The response to corpus callosal section in 64 patients with intractable epilepsy was evaluated in a multicenter study in Australia. Age at time of operation ranged from 3 years to 47 years (mean age 20 years); 43% underwent callosotomy during childhood, at age <16 years. Mean age of onset of epilepsy was 5 years, and mean duration of epilepsy before surgery was 15 years. The most common seizure patterns were generalized tonic-clonic (GTC) (83%) and drop attacks (73%). Focal seizures occurred in 42%, of whom half had seizures of frontal lobe origin. The rate of favorable outcome was 60% for drop attacks, 47% for tonic seizures, 49% for GTCs, and 55% for complex partial seizures. Outcome for drop attacks was more favorable with unilateral seizure activity or generalized slow spike and wave, characteristic of Lennox-Gastaut syndrome; bilateral independent spikes, and severe mental retardation carried a poor prognosis. Improvement followed complete callosotomy in 6 of 10 patients not benefited by anterior callosotomy. [1]

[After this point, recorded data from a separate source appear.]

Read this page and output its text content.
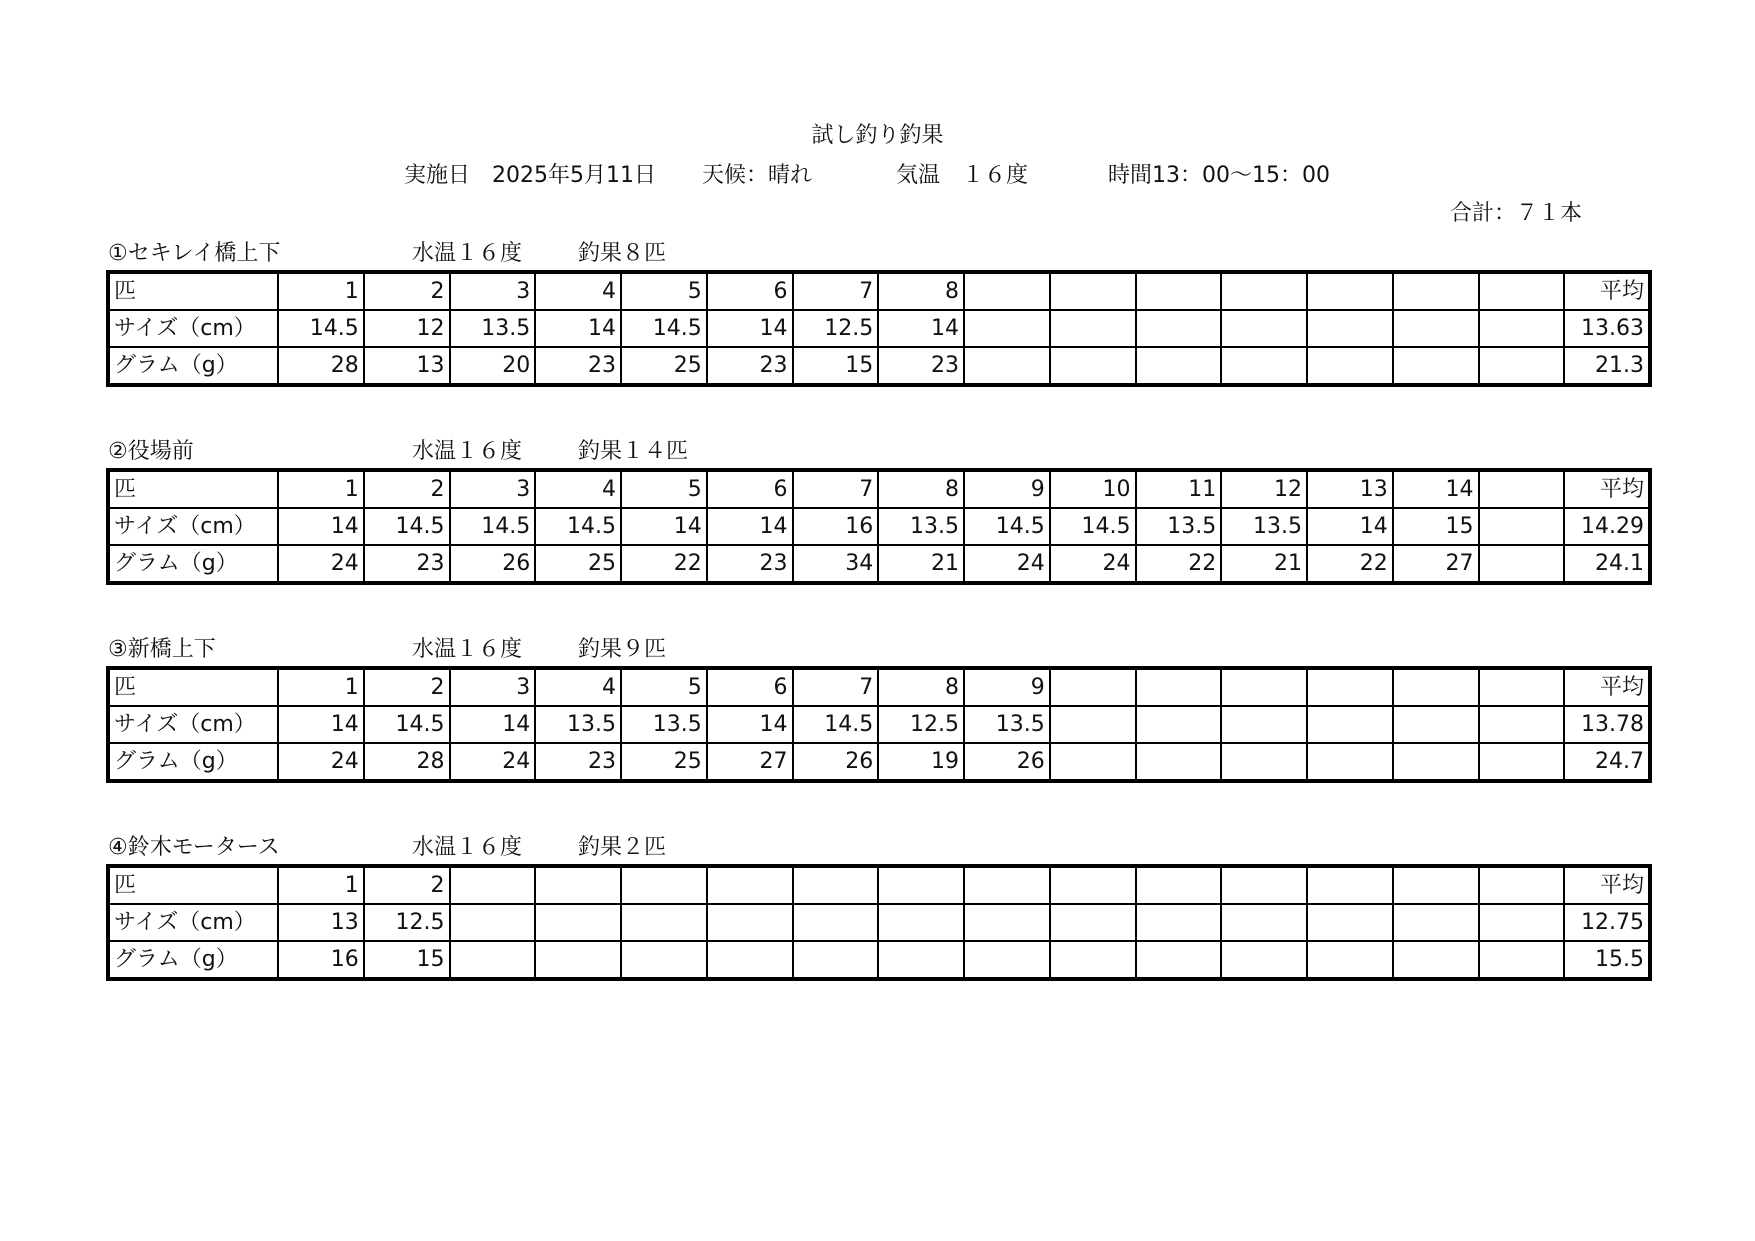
試し釣り釣果
実施日　2025年5月11日 天候：晴れ	気温　１６度	時間13：00～15：00
合計：７１本
①セキレイ橋上下	水温１６度	釣果８匹
匹	1	2	3	4	5	6	7	8								平均
サイズ（cm）	14.5	12	13.5	14	14.5	14	12.5	14								13.63
グラム（g）	28	13	20	23	25	23	15	23								21.3
②役場前	水温１６度	釣果１４匹
匹	1	2	3	4	5	6	7	8	9	10	11	12	13	14		平均
サイズ（cm）	14	14.5	14.5	14.5	14	14	16	13.5	14.5	14.5	13.5	13.5	14	15		14.29
グラム（g）	24	23	26	25	22	23	34	21	24	24	22	21	22	27		24.1
③新橋上下	水温１６度	釣果９匹
匹	1	2	3	4	5	6	7	8	9							平均
サイズ（cm）	14	14.5	14	13.5	13.5	14	14.5	12.5	13.5							13.78
グラム（g）	24	28	24	23	25	27	26	19	26							24.7
④鈴木モータース	水温１６度	釣果２匹
匹	1	2														平均
サイズ（cm）	13	12.5														12.75
グラム（g）	16	15														15.5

COMMENT. In children with medically intractable epilepsy, especially drop attacks of focal or Lennox Gastaut types and CPS of frontal lobe origin, corpus callosotomy should be considered when focal resection is not appropriate. Surgical complications are reported to be mild, and include transient hemiparesis and mutism.

Satisfactory seizure control is reported in 25 (74%) of 34 children following corpus callosotomy performed at the Institute of Neurology, Goiania, Brazil [2]. The majority had mental retardation. Atonic seizures responded best, followed by tonic, GTC, and atypical absence seizures. CPS and myoclonic seizures were not controlled. Of 26 patients with behavior problems, 81% had a significant decrease in aggressiveness, hyperactivity, and/or attention deficit. Total section was complicated by interhemispheric disconnection symptoms. Mutism, dysarthria, or gait dyspraxia persisted in 5 of 13 patients affected. Section limited to the anterior two thirds was uncomplicated. The neurophysiological basis for corpus callosotomy is the interruption of bilateral ictal synchrony.